According to this new report, the all-electric Explorer will launch in 2023 and will be built at the Ford Cuautitlan Assembly Plant in Mexico, alongside the Mach-E. ICE-powered Explorer models will continue to be built at the Ford Chicago Assembly Plant, however.
Farley has talked at length in recent months about his desire to electrify Ford’s most iconic nameplates, including the Ford Bronco. The Explorer is one of the automaker’s longest-running, most successful models, so an Explorer EV makes perfect sense, particularly when Ford is eyeing an all-electric transition in both Europe and North America in the coming years.

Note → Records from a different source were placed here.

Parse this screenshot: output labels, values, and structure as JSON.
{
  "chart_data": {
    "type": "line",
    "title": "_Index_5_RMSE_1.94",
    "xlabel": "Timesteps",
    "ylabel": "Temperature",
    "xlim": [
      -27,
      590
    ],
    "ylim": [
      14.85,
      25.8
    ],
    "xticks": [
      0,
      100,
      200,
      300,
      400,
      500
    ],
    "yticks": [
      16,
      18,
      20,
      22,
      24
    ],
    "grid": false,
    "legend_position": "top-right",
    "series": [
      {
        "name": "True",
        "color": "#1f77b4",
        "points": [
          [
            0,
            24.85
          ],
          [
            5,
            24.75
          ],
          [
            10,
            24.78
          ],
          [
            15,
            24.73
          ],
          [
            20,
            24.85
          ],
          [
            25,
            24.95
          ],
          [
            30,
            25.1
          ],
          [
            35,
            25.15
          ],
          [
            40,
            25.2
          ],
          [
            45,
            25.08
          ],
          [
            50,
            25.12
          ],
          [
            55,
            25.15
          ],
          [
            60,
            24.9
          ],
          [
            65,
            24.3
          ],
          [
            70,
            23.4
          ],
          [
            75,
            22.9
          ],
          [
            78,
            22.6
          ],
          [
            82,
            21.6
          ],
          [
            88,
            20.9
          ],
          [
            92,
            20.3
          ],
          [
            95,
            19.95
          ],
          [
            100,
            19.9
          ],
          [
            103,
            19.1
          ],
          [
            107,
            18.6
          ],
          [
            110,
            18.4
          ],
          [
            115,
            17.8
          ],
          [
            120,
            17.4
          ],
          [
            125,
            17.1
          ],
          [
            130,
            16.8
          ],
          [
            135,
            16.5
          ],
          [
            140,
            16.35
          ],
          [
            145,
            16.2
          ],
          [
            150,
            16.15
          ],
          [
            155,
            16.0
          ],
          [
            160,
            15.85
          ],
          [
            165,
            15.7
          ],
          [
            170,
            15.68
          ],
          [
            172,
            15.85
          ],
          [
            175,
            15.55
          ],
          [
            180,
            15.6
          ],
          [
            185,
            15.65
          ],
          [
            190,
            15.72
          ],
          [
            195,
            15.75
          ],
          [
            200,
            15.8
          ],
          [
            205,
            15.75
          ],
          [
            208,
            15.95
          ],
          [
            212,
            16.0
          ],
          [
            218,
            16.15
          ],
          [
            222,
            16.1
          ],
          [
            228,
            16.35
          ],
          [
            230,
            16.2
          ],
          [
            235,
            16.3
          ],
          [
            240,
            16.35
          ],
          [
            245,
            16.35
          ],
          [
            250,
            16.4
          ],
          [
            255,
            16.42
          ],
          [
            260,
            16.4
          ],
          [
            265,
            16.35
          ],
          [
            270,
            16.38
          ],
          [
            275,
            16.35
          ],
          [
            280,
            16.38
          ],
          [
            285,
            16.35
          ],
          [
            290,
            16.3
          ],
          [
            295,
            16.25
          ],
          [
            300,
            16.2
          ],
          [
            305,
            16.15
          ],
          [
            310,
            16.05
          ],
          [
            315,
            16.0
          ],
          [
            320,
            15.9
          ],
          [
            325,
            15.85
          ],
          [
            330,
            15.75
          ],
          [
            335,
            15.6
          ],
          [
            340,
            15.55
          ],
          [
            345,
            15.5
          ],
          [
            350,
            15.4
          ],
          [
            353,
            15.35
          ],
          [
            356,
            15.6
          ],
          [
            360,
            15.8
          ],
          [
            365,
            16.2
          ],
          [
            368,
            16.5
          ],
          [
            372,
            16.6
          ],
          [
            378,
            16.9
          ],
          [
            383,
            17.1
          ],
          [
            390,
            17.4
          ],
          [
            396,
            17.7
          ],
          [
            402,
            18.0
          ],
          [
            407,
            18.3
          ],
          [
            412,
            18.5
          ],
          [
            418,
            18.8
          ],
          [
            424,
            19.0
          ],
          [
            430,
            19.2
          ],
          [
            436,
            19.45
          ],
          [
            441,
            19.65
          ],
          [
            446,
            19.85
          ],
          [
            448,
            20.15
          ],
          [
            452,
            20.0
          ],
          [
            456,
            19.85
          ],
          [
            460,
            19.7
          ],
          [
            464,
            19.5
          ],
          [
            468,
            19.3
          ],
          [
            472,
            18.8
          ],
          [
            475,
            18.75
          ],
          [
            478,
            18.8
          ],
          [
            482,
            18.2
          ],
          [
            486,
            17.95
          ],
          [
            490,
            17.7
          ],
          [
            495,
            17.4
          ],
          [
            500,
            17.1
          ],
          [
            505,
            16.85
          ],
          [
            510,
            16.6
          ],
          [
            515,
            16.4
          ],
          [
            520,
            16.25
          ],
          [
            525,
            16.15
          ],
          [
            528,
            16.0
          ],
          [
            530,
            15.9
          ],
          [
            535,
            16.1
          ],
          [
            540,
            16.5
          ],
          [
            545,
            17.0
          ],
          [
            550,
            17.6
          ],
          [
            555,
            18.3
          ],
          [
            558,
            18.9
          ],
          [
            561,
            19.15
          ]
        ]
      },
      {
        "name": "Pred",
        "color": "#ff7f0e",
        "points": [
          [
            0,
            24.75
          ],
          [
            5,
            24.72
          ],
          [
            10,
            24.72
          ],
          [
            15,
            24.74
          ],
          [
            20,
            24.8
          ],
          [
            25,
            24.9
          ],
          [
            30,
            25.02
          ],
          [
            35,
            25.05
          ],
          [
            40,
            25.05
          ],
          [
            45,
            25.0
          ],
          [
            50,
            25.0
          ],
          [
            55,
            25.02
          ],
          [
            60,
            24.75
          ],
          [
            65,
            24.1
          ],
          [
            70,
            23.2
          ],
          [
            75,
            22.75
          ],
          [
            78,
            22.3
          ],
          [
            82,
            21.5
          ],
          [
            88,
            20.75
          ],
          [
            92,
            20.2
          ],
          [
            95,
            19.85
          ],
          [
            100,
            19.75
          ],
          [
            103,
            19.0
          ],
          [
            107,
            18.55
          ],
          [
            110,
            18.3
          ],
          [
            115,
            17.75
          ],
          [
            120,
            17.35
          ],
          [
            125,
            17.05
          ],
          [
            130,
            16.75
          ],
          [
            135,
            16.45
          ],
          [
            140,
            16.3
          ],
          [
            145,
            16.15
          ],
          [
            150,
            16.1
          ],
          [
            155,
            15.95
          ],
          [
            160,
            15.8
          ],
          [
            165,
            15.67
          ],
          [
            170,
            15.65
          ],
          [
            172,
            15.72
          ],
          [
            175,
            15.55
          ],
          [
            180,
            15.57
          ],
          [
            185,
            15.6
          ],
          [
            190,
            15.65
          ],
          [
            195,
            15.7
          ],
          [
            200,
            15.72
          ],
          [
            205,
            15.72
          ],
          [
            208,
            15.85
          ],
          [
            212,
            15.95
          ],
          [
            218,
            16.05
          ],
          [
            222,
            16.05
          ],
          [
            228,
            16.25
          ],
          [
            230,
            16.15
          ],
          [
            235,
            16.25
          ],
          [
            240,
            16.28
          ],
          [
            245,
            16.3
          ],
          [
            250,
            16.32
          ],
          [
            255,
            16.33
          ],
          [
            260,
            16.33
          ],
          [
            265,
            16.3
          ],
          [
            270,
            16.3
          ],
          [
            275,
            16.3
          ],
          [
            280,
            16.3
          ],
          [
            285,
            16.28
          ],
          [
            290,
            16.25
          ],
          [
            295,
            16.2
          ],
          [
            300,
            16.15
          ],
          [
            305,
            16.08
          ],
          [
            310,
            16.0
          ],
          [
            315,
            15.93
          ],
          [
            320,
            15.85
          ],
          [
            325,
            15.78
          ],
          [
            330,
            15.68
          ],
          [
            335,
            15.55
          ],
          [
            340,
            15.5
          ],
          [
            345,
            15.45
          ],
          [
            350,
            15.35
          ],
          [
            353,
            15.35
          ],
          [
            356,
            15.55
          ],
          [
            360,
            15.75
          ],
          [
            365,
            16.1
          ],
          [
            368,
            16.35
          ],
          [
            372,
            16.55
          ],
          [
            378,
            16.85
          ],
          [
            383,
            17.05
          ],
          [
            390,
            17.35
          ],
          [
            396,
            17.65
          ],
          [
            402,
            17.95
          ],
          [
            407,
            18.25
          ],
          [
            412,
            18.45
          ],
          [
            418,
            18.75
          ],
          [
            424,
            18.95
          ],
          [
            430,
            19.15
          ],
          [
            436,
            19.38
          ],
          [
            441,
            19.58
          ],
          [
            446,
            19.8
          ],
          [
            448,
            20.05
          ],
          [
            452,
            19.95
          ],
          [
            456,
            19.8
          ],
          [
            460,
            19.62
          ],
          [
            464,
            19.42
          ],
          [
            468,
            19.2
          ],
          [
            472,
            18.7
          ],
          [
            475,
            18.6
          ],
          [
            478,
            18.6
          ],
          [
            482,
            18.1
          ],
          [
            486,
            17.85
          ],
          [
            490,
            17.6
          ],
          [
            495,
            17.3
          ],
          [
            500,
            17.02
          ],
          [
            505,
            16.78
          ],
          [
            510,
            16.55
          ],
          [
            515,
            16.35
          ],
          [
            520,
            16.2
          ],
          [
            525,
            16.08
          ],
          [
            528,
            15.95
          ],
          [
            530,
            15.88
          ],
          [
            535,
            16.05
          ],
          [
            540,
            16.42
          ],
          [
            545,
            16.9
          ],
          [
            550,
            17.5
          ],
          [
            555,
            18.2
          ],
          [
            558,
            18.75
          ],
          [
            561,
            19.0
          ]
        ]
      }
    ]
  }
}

Currently, Ford produces hybrid and plug-in hybrid versions of the Explorer, though the latter is not sold in North America. The regular hybrid model utilizes FoMoCo’s 3.3L Duratec 33 gas engine paired with an electric motor to produce a combined 318 horsepower and 322 pound-feet of torque. The Explorer PHEV pairs the automaker’s 3.0L EcoBoost V6 engine with an electric motor, generator, and 13.6 kWh lithium-ion battery to produce 450 horsepower and 608 pound-feet of torque.
However, an all-electric Ford Explorer could potentially trump those figures, much the same way the F-150 Lightning will become the most powerful pickup in the Ford F-Series lineup when it launches next spring.